Even after the fix for PR96630, GCC still accepts this invalid code that accesses a variable outside its lifetime: constexpr int f() { const int *p = 0; for (int i = 0; i != 2; ++i) { if (i == 1) { return *p; } const int n = 0; p = &n; } } static_assert(f() == 0); (Live: https://godbolt.org/z/3fEEoq3T6) Even though `*p` denotes `n`, which is usable in constant expressions, the evaluation of `*p` still has undefined behavior because `n` is not within its lifetime, so this is non-constant by [expr.const]/10.8. Note in particular that the special provision in [expr.const]/17 that effectively says we get to ignore the lifetime rules in some cases does not apply to variables whose lifetime started within the evaluation.
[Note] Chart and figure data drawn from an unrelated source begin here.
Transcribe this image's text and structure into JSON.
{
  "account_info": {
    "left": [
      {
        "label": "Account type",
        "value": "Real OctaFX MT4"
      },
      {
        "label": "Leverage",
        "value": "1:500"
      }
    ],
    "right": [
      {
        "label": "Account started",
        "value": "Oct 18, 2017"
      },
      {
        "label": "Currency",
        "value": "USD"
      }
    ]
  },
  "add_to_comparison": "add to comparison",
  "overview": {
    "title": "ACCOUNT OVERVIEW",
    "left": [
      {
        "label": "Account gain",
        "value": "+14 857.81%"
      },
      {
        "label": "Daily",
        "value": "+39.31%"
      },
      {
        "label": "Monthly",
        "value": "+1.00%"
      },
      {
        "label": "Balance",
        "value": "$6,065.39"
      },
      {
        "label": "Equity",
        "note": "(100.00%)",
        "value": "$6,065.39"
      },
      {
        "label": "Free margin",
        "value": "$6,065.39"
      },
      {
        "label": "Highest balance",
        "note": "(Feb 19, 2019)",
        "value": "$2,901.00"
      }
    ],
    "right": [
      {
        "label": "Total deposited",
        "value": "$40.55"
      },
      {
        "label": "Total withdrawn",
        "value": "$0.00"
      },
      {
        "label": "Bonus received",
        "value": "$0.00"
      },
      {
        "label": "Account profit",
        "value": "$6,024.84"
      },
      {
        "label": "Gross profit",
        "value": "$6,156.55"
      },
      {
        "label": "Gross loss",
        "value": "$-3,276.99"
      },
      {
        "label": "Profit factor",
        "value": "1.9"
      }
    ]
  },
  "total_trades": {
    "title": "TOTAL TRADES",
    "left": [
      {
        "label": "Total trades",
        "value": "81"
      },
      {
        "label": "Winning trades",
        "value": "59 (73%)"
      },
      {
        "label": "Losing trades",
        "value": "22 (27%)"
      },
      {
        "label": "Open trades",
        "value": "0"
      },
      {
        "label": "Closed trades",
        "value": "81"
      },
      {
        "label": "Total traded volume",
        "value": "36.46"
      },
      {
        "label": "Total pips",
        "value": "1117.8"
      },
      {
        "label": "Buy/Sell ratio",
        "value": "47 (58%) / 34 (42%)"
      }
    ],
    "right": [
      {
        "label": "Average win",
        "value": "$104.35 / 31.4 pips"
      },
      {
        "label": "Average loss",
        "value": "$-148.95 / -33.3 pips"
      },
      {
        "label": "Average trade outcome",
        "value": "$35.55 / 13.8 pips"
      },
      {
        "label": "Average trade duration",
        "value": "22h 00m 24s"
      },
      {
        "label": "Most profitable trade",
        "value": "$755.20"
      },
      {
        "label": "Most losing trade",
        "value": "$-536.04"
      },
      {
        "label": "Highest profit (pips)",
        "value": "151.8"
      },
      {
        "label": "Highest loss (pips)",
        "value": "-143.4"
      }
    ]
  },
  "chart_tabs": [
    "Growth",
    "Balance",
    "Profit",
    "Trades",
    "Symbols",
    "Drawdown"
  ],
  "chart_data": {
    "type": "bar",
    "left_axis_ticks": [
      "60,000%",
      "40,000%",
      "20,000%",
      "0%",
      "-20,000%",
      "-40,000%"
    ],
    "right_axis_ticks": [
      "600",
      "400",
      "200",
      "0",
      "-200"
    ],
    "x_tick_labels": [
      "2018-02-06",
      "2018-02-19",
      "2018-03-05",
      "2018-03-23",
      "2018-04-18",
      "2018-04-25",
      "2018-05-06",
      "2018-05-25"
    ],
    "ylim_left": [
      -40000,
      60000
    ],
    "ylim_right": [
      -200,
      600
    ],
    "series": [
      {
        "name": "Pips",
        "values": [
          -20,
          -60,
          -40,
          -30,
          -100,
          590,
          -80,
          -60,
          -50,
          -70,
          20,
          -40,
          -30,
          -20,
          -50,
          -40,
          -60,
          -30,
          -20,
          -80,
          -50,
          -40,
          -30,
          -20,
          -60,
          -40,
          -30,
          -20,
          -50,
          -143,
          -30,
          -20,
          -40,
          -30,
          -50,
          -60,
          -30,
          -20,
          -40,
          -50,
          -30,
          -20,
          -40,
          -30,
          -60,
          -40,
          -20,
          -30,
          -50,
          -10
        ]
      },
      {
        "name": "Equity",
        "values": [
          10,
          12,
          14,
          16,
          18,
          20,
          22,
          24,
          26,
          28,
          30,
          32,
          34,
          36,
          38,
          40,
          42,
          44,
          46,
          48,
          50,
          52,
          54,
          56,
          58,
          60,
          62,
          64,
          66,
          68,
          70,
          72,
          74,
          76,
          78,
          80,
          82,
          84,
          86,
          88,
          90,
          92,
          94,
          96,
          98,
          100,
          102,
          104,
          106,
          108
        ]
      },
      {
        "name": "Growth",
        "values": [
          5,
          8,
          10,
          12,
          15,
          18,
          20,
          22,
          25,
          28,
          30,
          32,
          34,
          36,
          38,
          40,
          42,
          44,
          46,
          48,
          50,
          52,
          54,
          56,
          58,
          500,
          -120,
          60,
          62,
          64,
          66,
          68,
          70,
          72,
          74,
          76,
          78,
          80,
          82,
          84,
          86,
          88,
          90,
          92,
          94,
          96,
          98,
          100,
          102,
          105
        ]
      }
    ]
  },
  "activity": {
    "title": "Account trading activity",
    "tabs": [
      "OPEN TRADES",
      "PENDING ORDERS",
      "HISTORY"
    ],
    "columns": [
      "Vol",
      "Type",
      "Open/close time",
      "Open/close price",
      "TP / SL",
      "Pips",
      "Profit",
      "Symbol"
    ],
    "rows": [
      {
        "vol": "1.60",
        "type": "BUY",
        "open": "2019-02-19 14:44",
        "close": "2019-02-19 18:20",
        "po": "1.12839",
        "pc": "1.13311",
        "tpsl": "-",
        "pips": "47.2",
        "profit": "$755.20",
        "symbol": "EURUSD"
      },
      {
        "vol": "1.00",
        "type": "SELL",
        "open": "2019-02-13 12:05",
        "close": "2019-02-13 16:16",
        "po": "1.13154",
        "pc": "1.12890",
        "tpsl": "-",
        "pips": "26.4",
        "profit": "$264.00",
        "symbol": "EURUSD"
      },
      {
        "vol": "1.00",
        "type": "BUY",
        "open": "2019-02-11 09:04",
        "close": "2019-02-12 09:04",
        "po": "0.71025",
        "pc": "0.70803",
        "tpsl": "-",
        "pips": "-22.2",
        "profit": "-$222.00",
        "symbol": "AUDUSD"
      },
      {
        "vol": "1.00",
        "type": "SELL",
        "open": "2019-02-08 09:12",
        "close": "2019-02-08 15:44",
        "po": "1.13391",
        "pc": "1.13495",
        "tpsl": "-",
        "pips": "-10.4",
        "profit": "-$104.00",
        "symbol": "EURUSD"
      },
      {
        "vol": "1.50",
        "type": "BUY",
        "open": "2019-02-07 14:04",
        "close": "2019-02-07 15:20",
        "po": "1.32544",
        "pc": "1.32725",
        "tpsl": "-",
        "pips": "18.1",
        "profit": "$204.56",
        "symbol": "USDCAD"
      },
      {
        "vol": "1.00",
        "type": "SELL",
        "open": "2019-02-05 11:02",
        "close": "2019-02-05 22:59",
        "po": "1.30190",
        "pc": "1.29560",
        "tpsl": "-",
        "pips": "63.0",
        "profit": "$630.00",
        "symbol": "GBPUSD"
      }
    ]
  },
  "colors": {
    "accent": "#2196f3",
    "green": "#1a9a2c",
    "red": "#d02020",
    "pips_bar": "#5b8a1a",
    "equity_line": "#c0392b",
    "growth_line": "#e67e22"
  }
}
So this is valid: void g() { const int n = 0; static_assert([] { return n; }() == 0); } ... because we get to assume that n is alive throughout the evaluation, but the same doesn't apply in the testcase above, because the lifetime of the variable started within the evaluation of `f() == 0`.
See also PR118462 -- I'm not sure if these are duplicates or not; this one requires the variable to be declared `const`. However, GCC does reject this simplified testcase with a lifetime error: constexpr int f() { const int *p = 0; { const int n = 0; p = &n; } return *p; } static_assert(f() == 0); ... suggesting that reentering the scope where `n` was declared is relevant.
We don't yet handle other ways of accessing values outside their lifetime (e.g. following explicit destructor calls).
*** Bug 118462 has been marked as a duplicate of this bug. ***
.